My First Week On Call - Artsy Engineering

As I write this, I have completed my first ever engineering on-call rotation at Artsy, so naturally I had to write a blog post about some of the things I learned.

A year ago, I would have been terrified to be one of two engineers responsible for handling everything from re-sending automated emails to fixing total site outages, but I have grown a lot so being on-call was only regular-level intimidating. And indeed, with supportive documentation and a good partner, I didn’t experience any situations where I felt truly lost about what to do next.

But I did learn a few things. So let’s discuss a few things that weren’t immediately obvious to me.

Ignore My Instinct to Fix Things Right Away

This sounds really counterintuitive, right? I mean, a server is down, let’s reboot it so it’s up again! It’s got a little red X next to it in AWS, let’s make it a green checkmark again! I want that checkmark!

But that’s not always the best course of action. Sometimes, fixing something right away would deprive us of the opportunity to figure out why it broke in the first place. For example: we had Rails servers running out of disk space, and rebooting those servers would have refreshed their drives and fixed the problem, but one of our platform engineers asked me to wait so they could ssh in and examine the contents of the filesystems. In the mean time, the load balancer had already routed traffic around the servers, so there was no need to rush to fix anything.

My instinct to fix things right away was at odds with the team’s desire to understand why something broke.

What is an Incident, Even?

One thing became really clear to be, really quickly: people have many different, valid perspectives on what an “incident” is. Our support documentation goes into detail about what our responsibilities as on-call engineers are responsible for, and what should be routed through product teams to be prioritized, but my support partner and I still hit cases where we weren’t quite sure if we should take action.

Sometimes, issues of critical importance were brought to our #incidents Slack channel, but weren’t really incidents, from an Engineering perspective. We erred on the side of helping our colleagues, but it’s difficult. I want to help people! But I also have responsibilities. Balancing the two is a skill every engineer has to develop, and being on-call highlighted the importance of balance in a new way for me.

My first ever jobs were retail, where I helped rural Canadians learn to use their first ever cell phones, and IT helpdesks; both taught me how to handle support requests in a way that makes the other person feel like things are going to be okay. I had to reapply those skills when on-call because sometimes what people were bringing to my attention fell outside the scope of an “incident”. Consider the response:

What you’ve reported isn’t an incident, talk to your PM.

… and contrast it with:

This falls outside the scope of immediate support, so I’ve opened a ticket for you. You can talk to the team PM about prioritization.

This kind of reply also aligns with Artsy’s values of Positive Energy and People are Paramount. Everyone working at Artsy is here to make art a bigger part of culture, and that shared understanding helped.

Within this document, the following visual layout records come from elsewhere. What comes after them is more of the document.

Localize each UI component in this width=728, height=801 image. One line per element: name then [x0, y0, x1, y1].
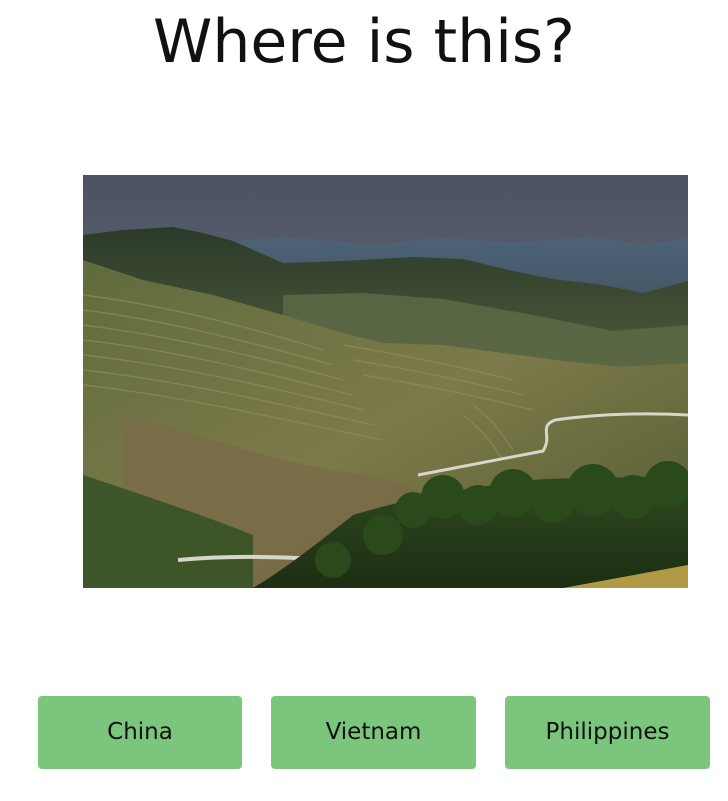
answer-philippines-button[interactable]: Philippines [505, 696, 710, 769]
answer-china-button[interactable]: China [38, 696, 242, 769]
question-title: Where is this? [153, 7, 575, 77]
answer-options: China Vietnam Philippines [0, 696, 728, 769]
quiz-page: Where is this? China Vietnam Philippines [0, 0, 728, 801]
landscape-illustration [83, 175, 688, 588]
answer-vietnam-button[interactable]: Vietnam [271, 696, 476, 769]
location-photo [83, 175, 688, 588]
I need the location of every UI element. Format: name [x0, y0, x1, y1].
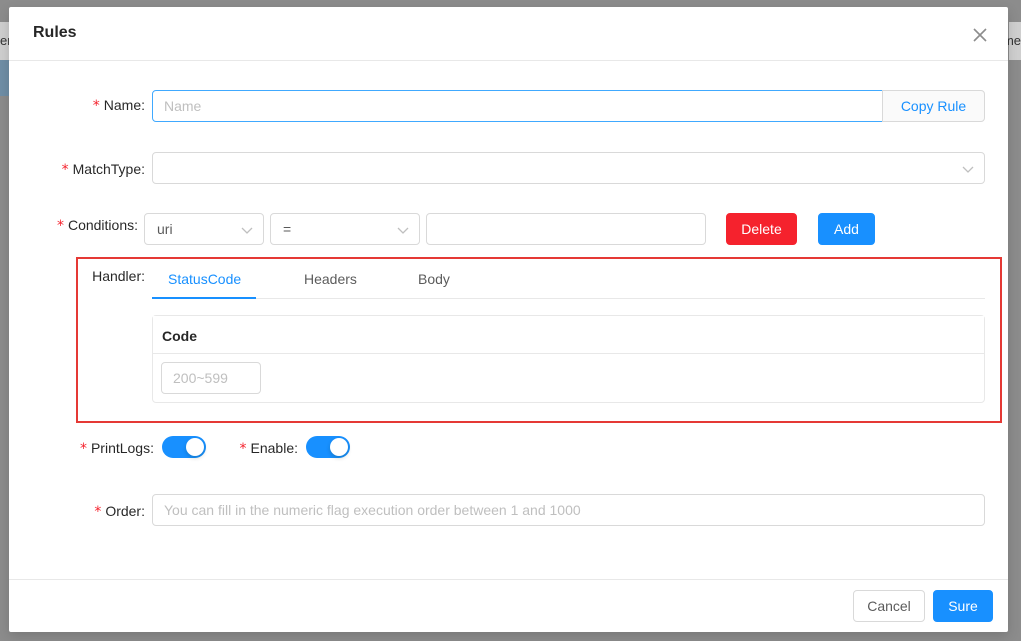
enable-label: * Enable:: [239, 440, 298, 457]
printlogs-label: * PrintLogs:: [79, 440, 154, 457]
enable-switch[interactable]: [306, 436, 350, 458]
tab-statuscode[interactable]: StatusCode: [168, 271, 241, 287]
chevron-down-icon: [397, 227, 409, 234]
status-code-input[interactable]: [161, 362, 261, 394]
matchtype-select[interactable]: [152, 152, 985, 184]
close-icon: [973, 28, 987, 42]
sure-button[interactable]: Sure: [933, 590, 993, 622]
matchtype-label: * MatchType:: [61, 161, 145, 178]
handler-label: Handler:: [92, 268, 145, 284]
modal-title: Rules: [33, 24, 77, 41]
table-header-code: Code: [153, 316, 984, 354]
switch-knob: [186, 438, 204, 456]
chevron-down-icon: [962, 166, 974, 173]
cancel-button[interactable]: Cancel: [853, 590, 925, 622]
name-input[interactable]: [152, 90, 883, 122]
switch-knob: [330, 438, 348, 456]
order-input[interactable]: [152, 494, 985, 526]
condition-param-type-select[interactable]: uri: [144, 213, 264, 245]
order-label: * Order:: [94, 503, 145, 520]
conditions-label: * Conditions:: [56, 217, 138, 234]
name-label: * Name:: [92, 97, 145, 114]
condition-value-input[interactable]: [426, 213, 706, 245]
tab-headers[interactable]: Headers: [304, 271, 357, 287]
condition-operator-select[interactable]: =: [270, 213, 420, 245]
add-condition-button[interactable]: Add: [818, 213, 875, 245]
handler-tabs: StatusCode Headers Body: [152, 264, 985, 299]
chevron-down-icon: [241, 227, 253, 234]
printlogs-switch[interactable]: [162, 436, 206, 458]
statuscode-table: Code: [152, 315, 985, 403]
condition-param-type-value: uri: [157, 221, 173, 237]
rules-modal: Rules *Name: Copy Rule *MatchType: *Cond…: [9, 7, 1008, 632]
active-tab-indicator: [152, 297, 256, 299]
close-button[interactable]: [966, 21, 994, 49]
modal-header: Rules: [9, 7, 1008, 61]
condition-operator-value: =: [283, 221, 292, 237]
copy-rule-button[interactable]: Copy Rule: [882, 90, 985, 122]
delete-condition-button[interactable]: Delete: [726, 213, 797, 245]
modal-footer: Cancel Sure: [9, 579, 1008, 632]
tab-body[interactable]: Body: [418, 271, 450, 287]
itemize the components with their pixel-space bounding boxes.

We Need to Improve our Automated Alerts

For a few months now, Artsy Engineering has been discussing how to consolidate our automated alerts. I somehow got it in my head that anything in our #alerts channel needed immediate engineer attention, when in fact, our #alerts channel is often noisy. By the final day of my rotation, I learned that not everything needed immediate attention.

That’s a bit of a problem. There are alerts that need immediate intervention (“the API servers are all down”) and there are alerts that need no intervention (“this server is responding slowly, oh wait, it’s back to normal, never mind”), and then there are the tricky ones: the ones that need eventual intervention (“gosh, our image processing API out of disk space for the third time in a month, we need to look into that”). Figuring out how to sort mid-level, important-but-not-urgent automated alerts from critical ones will be a critical part of our long-term support process.